A) Easy 110 +64 = 174 km/h

B) The problem child.
I plug in with the equation above, with + because the ambulance and the police are moving towards each other, but I don't get the right answer (2,200 Hz)
I know I need to find Δf, but how do I go about to find it? Why is this equation not working, and which equation am I meant to use? Whats the radar wavelength for? How do I implement it?

Any help would be much appreciated!!

## Answers and Replies

f obs = fs ((vw + v obs) / (vw + vs))
Vw = 340 m/s (speed of sound...)
v obs = 64km/h (17.778 m/s)
vs = 110 km/h (30.556 m/s)
fs = 4.3 kHz

you have taken a wrong value of Vs. Check it.

you have taken a wrong value of Vs. Check it.

What do you mean?
I don't understand.
Vs is the source, and the ambulance is the source of the siren sound.
It is travelling towards the observer which is the police car (with the radar detector of λ wavelength)....

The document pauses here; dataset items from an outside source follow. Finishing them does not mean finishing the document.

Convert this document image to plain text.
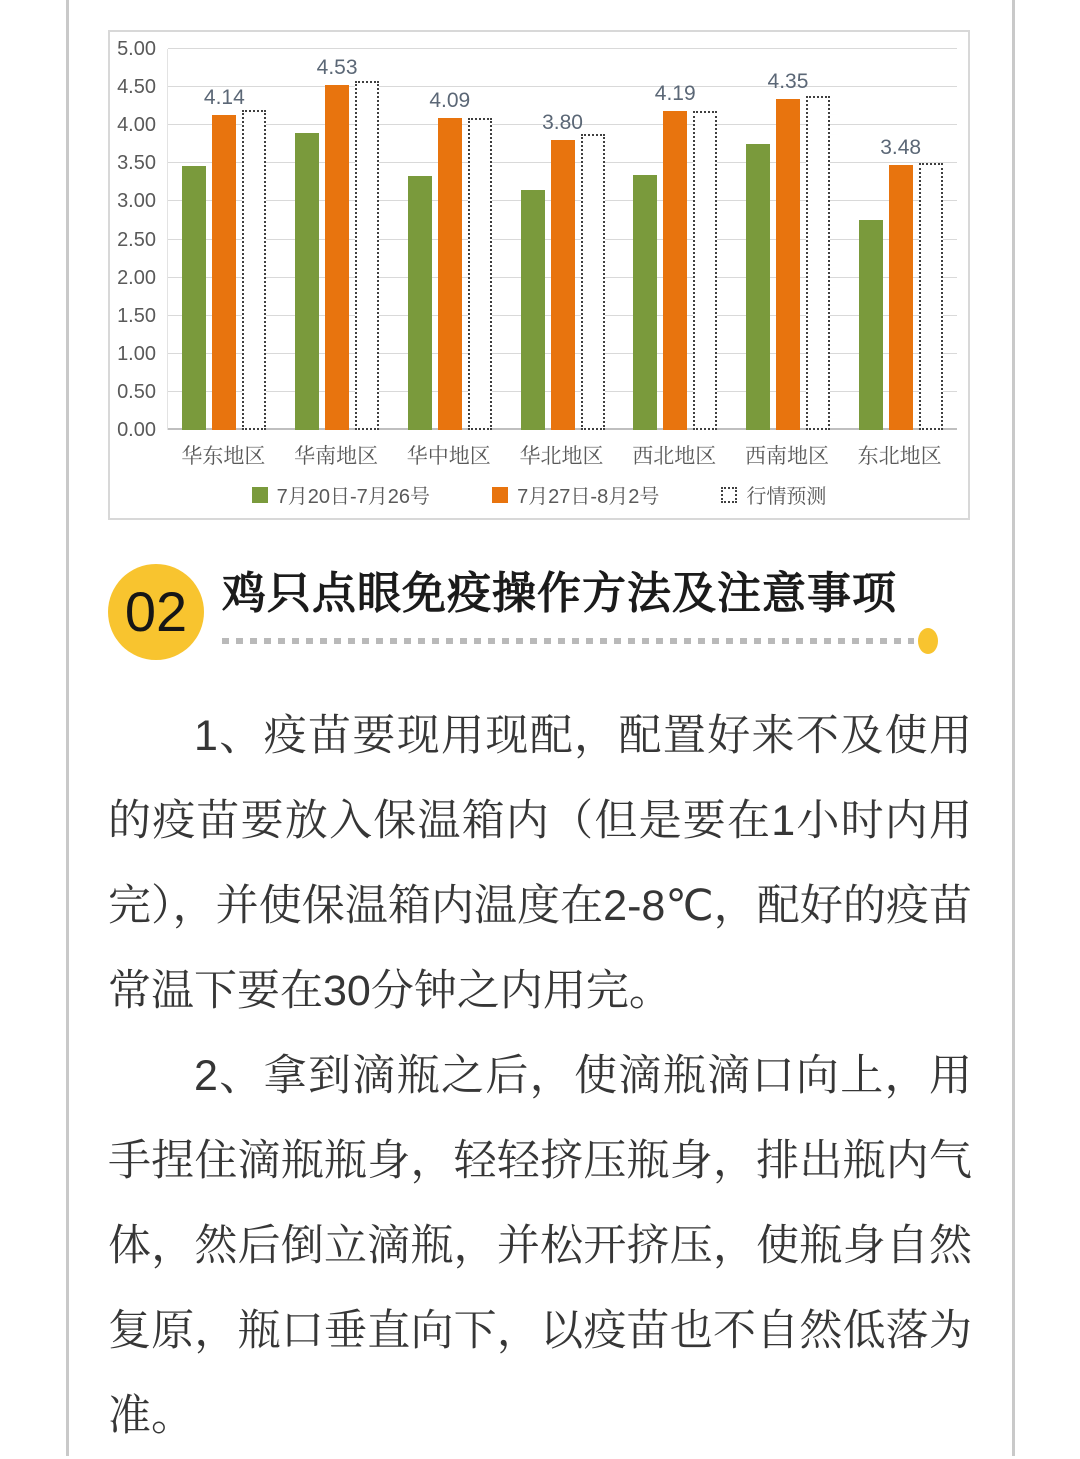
0.00
0.50
1.00
1.50
2.00
2.50
3.00
3.50
4.00
4.50
5.00
4.14
4.53
4.09
3.80
4.19
4.35
3.48
华东地区	华南地区	华中地区	华北地区	西北地区	西南地区	东北地区
7月20日-7月26号	7月27日-8月2号	行情预测
02 鸡只点眼免疫操作方法及注意事项

1、疫苗要现用现配，配置好来不及使用的疫苗要放入保温箱内（但是要在1小时内用完），并使保温箱内温度在2-8℃，配好的疫苗常温下要在30分钟之内用完。

2、拿到滴瓶之后，使滴瓶滴口向上，用手捏住滴瓶瓶身，轻轻挤压瓶身，排出瓶内气体，然后倒立滴瓶，并松开挤压，使瓶身自然复原，瓶口垂直向下，以疫苗也不自然低落为准。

If the ambulance isn't the source, then what is? The police car?
Then the ambulance is the observer?
I'm so confused....

The sound wave is changing frequency twice. One the frequency observed by the observor in ambulance. Another one is the that observed b ht observor in the police car(that is radar detector). So the equation

f obs = fs ((vw + v obs) / (vw + vs))

will be used twice.

NOTE: Use the values of Vs and Vobs carefully as the observor and the source is changing and keep in mind when the value will be taken negative/positive

Okay,
so I'm meant to use the equation twice.

In that case,
f obs (police) = fs (( vw + vobs) / (vw + vs ) )

I keep fs = 4.3kHz and as both sources are still going towards each other (+)
vw = 340 m/s
V obs (detector) = v = fλ = 4,300 * 0.044 = 189.2 km/h (???) (52.56 m/s)
Vs = 64 km/ h (17.778 m/s)

f (obs police) = 4.718 kHz

f obs (ambulance) = fs (( vw + vobs) / (vw + vs ) )

As above keep vw and (+)
v/λ = fs = 110 km/h * 0.044 = 1.34 kHz (???)
Swap Vobs = 64 km/h (17.778 m/s)
vs (police) = 110 km/h (30.558 m/s)

f (obs ambulance) = 1.293 kHz

Δf = 4.718 - 1.293 = 3.42 kHz ??? (not the right answer of 2,200 Hz)...

Mind pointing out what I'm getting wrong?

I give up.
Don't get it.
Good luck to the rest!